As a first step, the researchers added a proton to vancomycin and bound it to a model of its target. Using a model, the team could focus on the bond and not the baggage brought by the bacteria. The complex was transferred into the gas phase, removing any interference from troublesome solvents.
Second, the researchers allowed the antibiotic-peptide complex to collide with a surface inside a specially designed mass spectrometer in the Department of Energy's EMSL, a national scientific user facility at PNNL. This technique is called surface-induced dissociation. The molecular complex broke. The noncovalent bonds snapped and released the target protein. The team measured the time and energy involved in this and other reactions. They used detailed modeling of their experimental data to determine the binding energy between the antibiotic and the protein.

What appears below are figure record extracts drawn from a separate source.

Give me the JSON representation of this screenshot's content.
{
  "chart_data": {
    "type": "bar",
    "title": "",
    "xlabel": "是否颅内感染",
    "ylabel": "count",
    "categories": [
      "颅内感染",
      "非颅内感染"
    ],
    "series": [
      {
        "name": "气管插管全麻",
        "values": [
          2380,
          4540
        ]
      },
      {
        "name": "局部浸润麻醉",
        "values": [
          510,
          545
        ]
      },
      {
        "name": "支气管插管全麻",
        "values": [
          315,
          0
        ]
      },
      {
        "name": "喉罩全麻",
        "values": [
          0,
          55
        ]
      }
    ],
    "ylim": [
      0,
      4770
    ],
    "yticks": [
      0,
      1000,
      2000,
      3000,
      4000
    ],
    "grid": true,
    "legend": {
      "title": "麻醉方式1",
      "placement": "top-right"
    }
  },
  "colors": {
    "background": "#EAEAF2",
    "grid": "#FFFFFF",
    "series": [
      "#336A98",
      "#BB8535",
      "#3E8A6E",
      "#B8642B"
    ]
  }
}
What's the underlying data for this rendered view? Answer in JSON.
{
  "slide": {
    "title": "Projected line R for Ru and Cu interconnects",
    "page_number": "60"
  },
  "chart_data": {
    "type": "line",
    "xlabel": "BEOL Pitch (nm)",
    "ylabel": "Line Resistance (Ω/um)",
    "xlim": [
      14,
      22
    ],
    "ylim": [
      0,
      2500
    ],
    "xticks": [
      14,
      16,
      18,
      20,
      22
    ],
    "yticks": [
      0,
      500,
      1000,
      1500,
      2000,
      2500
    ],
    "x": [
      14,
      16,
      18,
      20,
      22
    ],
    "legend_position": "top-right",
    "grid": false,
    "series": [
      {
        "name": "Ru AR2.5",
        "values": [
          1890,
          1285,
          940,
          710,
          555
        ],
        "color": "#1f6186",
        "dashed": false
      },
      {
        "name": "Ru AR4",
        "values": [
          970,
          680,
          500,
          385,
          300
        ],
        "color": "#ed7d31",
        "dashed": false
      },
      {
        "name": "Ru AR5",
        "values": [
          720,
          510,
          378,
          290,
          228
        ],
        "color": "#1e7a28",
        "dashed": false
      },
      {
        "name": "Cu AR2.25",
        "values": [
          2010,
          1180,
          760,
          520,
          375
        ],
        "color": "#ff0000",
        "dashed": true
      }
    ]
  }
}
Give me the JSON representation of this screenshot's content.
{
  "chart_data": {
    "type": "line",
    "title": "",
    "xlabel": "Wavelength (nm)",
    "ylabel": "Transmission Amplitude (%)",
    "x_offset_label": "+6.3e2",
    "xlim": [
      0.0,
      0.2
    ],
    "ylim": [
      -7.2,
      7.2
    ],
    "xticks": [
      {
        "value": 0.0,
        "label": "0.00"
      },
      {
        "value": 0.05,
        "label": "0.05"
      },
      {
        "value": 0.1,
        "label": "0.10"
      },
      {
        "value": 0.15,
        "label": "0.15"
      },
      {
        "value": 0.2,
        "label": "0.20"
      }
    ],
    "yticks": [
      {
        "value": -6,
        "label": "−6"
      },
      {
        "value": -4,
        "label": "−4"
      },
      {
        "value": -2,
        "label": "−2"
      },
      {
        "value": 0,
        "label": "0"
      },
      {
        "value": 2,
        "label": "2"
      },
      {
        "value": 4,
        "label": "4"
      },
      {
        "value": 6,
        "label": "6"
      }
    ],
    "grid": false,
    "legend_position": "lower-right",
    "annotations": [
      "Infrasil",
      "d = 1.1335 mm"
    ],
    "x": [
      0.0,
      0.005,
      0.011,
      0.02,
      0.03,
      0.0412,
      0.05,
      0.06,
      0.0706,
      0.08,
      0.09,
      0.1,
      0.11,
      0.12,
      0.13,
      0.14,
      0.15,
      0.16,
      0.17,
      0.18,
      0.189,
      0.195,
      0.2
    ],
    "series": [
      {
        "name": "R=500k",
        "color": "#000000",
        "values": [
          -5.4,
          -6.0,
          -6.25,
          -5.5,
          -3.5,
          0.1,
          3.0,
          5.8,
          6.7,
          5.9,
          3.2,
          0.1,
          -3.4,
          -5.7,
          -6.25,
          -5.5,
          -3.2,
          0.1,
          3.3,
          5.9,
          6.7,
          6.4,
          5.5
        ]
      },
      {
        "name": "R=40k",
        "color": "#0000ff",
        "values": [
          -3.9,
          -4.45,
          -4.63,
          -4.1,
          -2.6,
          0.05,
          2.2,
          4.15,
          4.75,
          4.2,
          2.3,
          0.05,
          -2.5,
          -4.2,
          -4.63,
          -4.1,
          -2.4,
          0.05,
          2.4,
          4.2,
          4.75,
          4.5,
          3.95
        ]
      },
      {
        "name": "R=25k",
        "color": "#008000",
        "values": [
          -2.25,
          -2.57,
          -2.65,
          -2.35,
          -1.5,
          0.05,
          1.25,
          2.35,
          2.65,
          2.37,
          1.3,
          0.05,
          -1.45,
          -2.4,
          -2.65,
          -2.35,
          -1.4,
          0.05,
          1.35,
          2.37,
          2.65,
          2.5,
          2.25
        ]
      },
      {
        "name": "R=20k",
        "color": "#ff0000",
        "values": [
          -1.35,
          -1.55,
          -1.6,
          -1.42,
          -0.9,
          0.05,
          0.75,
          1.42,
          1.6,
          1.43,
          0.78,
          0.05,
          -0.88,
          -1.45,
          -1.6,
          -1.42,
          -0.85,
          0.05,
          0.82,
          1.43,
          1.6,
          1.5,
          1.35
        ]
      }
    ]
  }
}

This method allowed the researchers to determine for the first time the binding energy between the two molecules as 30.9 ± 1.8 kcal/mol, a number previously unknown.
Next, researchers calculated the binding energy using theoretical calculations. The calculations resulted in a binding energy of 30.3 to 36 kcal/mole. This is a good match to the experiments. Also, the calculations provided insights into the behavior of the complex. First, the added proton played a role in binding the antibiotic to the target. Second, both the vancomycin and the target rearranged themselves when the complex breaks apart. The complexity of these calculations required the power of EMSL's supercomputer to solve.
What's next? The researchers plan to continue studying the binding energy of other complex molecules using surface-induced dissociation and theoretical calculations.
Acknowledgments: This work was funded by a grant from the Separations and Analysis Program within the Chemical Sciences Division, DOE's Office of Basic Energy Science.
The theoretical calculations were done using the supercomputing resources, NWChem, and Ecce at the Department of Energy's EMSL, a national scientific user facility at PNNL. Experiments were done using a specially configured 6-Tesla Fourier transform ion cyclotron resonance spectrometer in EMSL.
This work supports PNNL's mission to strengthen U.S. scientific foundations for innovation by developing tools and understanding required to control chemical and physical processes in complex multiphase environments.
Reference: Yang, Z, E Vorpagel, and J Laskin. 2008. "Experimental and Theoretical Studies of the Structures and Interactions of Vancomycin Antibiotics with Cell Wall Analogues." Journal of the American Chemical Society; ASAP article: DOI 10.1021/ja802643g.